Without Enforcement – Tobacco 21 Fails To Protect
It goes without saying that no law works unless it’s enforced. This is doubly true for Tobacco 21. Nicotine peddlers trying to make an extra buck enticing kids who are bent on stretching their limits, makes for a problematic enforcement environment. It’s a pretty simple concept: check ID, but old habits, an addictive drug and a strong profit motive get in the way.
In the past, cities and states enforced their own tobacco access laws at age 18, but because some states weren’t doing such a great job of enforcement, in 2009 the Family Smoking Prevention and Tobacco Control Act gave FDA the power of enforcing local tobacco sales throughout the US. Having the feds (FDA) try to enforce retails sales laws in such far-flung and disparate settings as a grocery store in Fargo, a bodega in San Antonio and a Walmart in Newark may not have been a great idea to begin with, and now the data is in. Despite spending close to $50 million each year, underage sales have actually ballooned under FDA’s supervision.
Retailer Violation Rate % Under FDA
The fact that 3.6 million middle school and high school kids are using e-cigarettes – principally JUULs – underscores FDA’s utter failure in restricting nicotine sellers’ access to kids. This is a major part of the reason that over 500 cities and counties across the country have decided to enact their own Tobacco 21 laws. The spread of these local policies encouraged statewide legislative activity and now 33 entire states have moved to 21. In just seven years, these protections have spread to cover more than half the population of the U.S., and as of December 20, 2019 Tobacco 21 is federal law.
Some of these laws work well. Some do not. What we’ve learned from experience is that enforcing age 21 the same way that age 18 was enforced is entirely ineffective. Most municipalities and states enforcing age 18 relied on elaborate police stings targeting clerks that were selling and kids that were buying. These undercover stings were infrequent, inconsistent and expensive. These police led actions were also very intrusive resulting in the immediate arrest of anyone who sold or bought, but had little effect on the retail owners who were profiting from these illegal sales.
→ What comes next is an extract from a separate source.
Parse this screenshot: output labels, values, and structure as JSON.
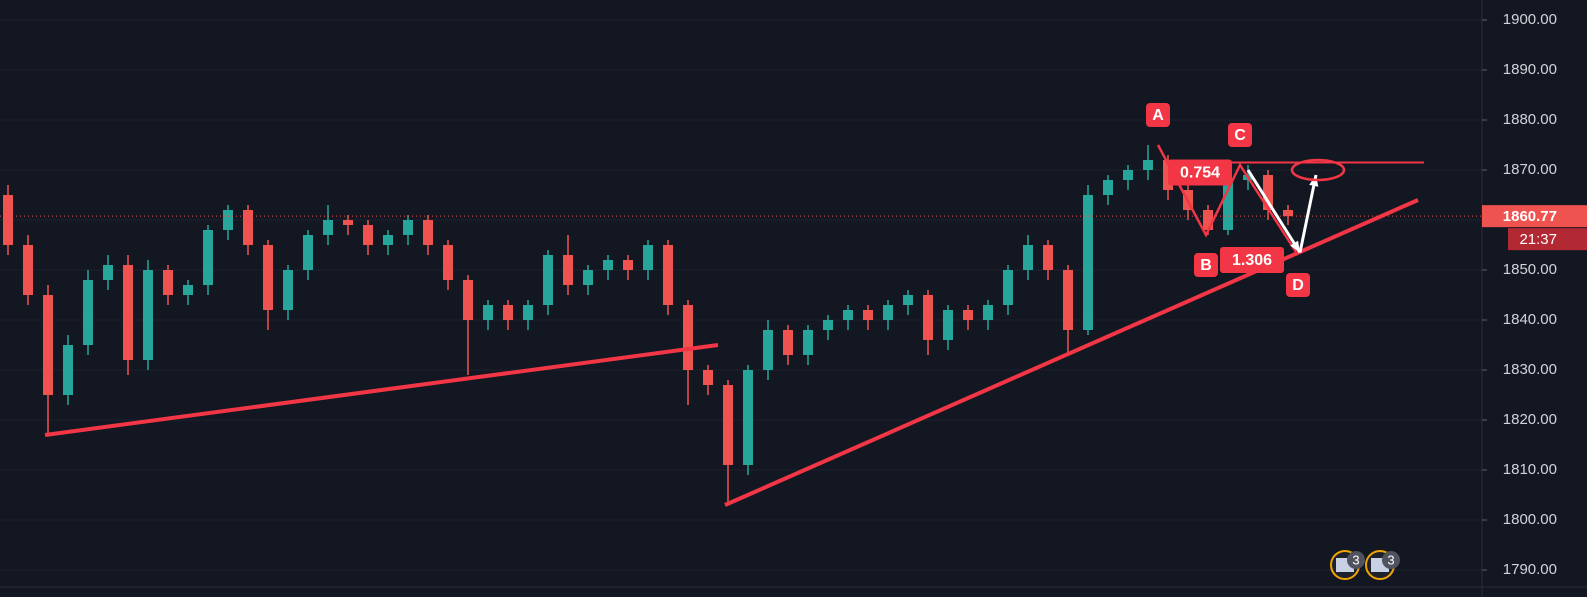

The best practice (see Model Policy) is civil, not criminal, law enforced by health department personnel who both know the retail environment and better understand the implications of early addiction. In this setting, a health official supervises an underage buy attempt, but unlike a police intervention, a sale results in a notice to the owner/operator – no arrests, no confrontations. Repeated violations result in graduated penalties with the possibility of temporary license suspension. This is what gets the attention of rogue retailers. All retailers are held accountable for training their clerks to simply check ID before every sale. This isn’t rocket science, but it is what works. This moves the needle.
Unfortunately, Big Tobacco (Altria, RJR, British American) and Big Vape (JUUL) are pushing hard for the old, ineffective methods. Their clients are, of course, the local retailers. They also recognize that good law will ultimately reduce usage and cut into their bottom line. They’ve pushed these laws on legislatures in Texas, Arkansas, Utah, Virginia and Ohio, and now they’ve pushed through Tobacco 21 law at the federal level that is not being enforced.
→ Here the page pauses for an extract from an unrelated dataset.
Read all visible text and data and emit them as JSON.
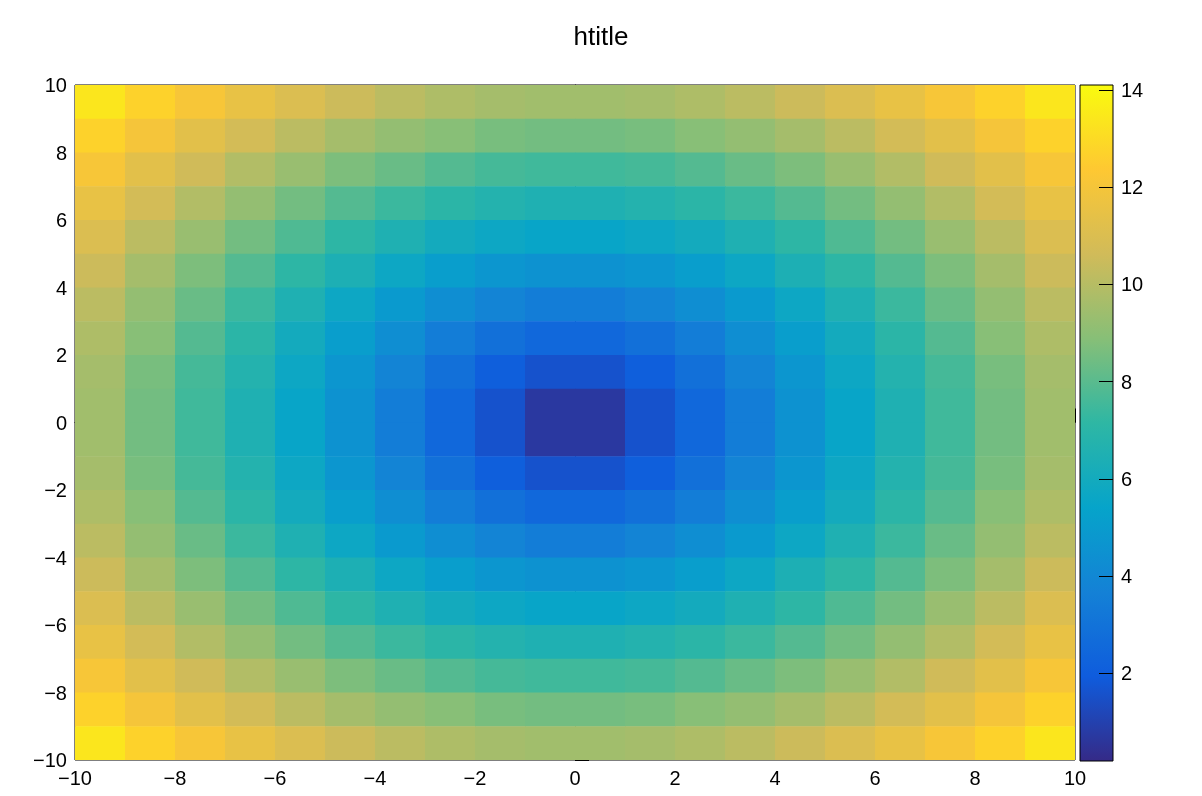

The FDA needs much greater direction in statute using best practice models. Their cozy relationship sellers must stop. An alternative solution is simple and more cost-effective. Take the FDA out of the business of local sales enforcement. Instead, allow state health departments through block grants generated by tobacco industry user fees to do Tobacco 21 enforcement. FDA would still have an important supervisory role ensuring thorough compliance but would no longer contract for individual checks across the nation.
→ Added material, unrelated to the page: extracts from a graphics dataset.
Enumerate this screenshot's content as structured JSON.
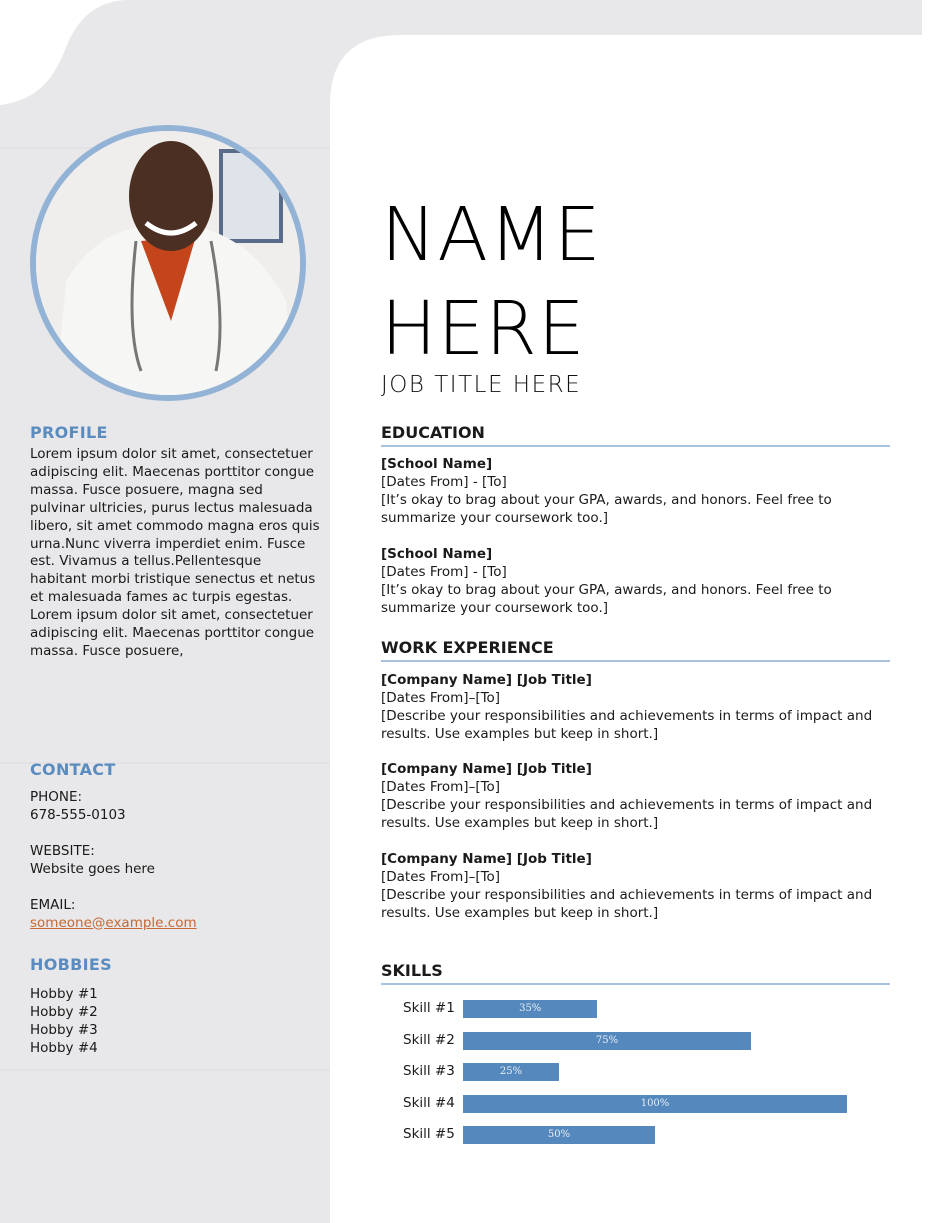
{
  "header": {
    "name_line1": "NAME",
    "name_line2": "HERE",
    "job_title": "JOB TITLE HERE"
  },
  "profile": {
    "heading": "PROFILE",
    "text": "Lorem ipsum dolor sit amet, consectetuer adipiscing elit. Maecenas porttitor congue massa. Fusce posuere, magna sed pulvinar ultricies, purus lectus malesuada libero, sit amet commodo magna eros quis urna.Nunc viverra imperdiet enim. Fusce est. Vivamus a tellus.Pellentesque habitant morbi tristique senectus et netus et malesuada fames ac turpis egestas. Lorem ipsum dolor sit amet, consectetuer adipiscing elit. Maecenas porttitor congue massa. Fusce posuere,"
  },
  "contact": {
    "heading": "CONTACT",
    "phone_label": "PHONE:",
    "phone": "678-555-0103",
    "website_label": "WEBSITE:",
    "website": "Website goes here",
    "email_label": "EMAIL:",
    "email": "someone@example.com"
  },
  "hobbies": {
    "heading": "HOBBIES",
    "items": [
      "Hobby #1",
      "Hobby #2",
      "Hobby #3",
      "Hobby #4"
    ]
  },
  "education": {
    "heading": "EDUCATION",
    "items": [
      {
        "school": "[School Name]",
        "dates": "[Dates From] - [To]",
        "desc": "[It’s okay to brag about your GPA, awards, and honors. Feel free to summarize your coursework too.]"
      },
      {
        "school": "[School Name]",
        "dates": "[Dates From] - [To]",
        "desc": "[It’s okay to brag about your GPA, awards, and honors. Feel free to summarize your coursework too.]"
      }
    ]
  },
  "work": {
    "heading": "WORK EXPERIENCE",
    "items": [
      {
        "title": "[Company Name]  [Job Title]",
        "dates": "[Dates From]–[To]",
        "desc": "[Describe your responsibilities and achievements in terms of impact and results. Use examples but keep in short.]"
      },
      {
        "title": "[Company Name]  [Job Title]",
        "dates": "[Dates From]–[To]",
        "desc": "[Describe your responsibilities and achievements in terms of impact and results. Use examples but keep in short.]"
      },
      {
        "title": "[Company Name]  [Job Title]",
        "dates": "[Dates From]–[To]",
        "desc": "[Describe your responsibilities and achievements in terms of impact and results. Use examples but keep in short.]"
      }
    ]
  },
  "skills": {
    "heading": "SKILLS",
    "items": [
      {
        "label": "Skill #1",
        "value": 35,
        "text": "35%"
      },
      {
        "label": "Skill #2",
        "value": 75,
        "text": "75%"
      },
      {
        "label": "Skill #3",
        "value": 25,
        "text": "25%"
      },
      {
        "label": "Skill #4",
        "value": 100,
        "text": "100%"
      },
      {
        "label": "Skill #5",
        "value": 50,
        "text": "50%"
      }
    ]
  },
  "colors": {
    "accent": "#5b8cbf",
    "bar": "#5589bd",
    "sidebar": "#e8e7e9",
    "link": "#c46a36"
  }
}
In any case, better protecting kids means stronger standards. We cannot again allow nicotine companies easy access to millions of teens. It’s time to hold sellers accountable. It’s past time to crack down on repeat violators with suspensions that will change egregious sales behavior. Above all, we must remind ourselves that our kids are the victims, not the perpetrators. Good laws restrict irresponsible sales. It’s simple, check ID or stop selling.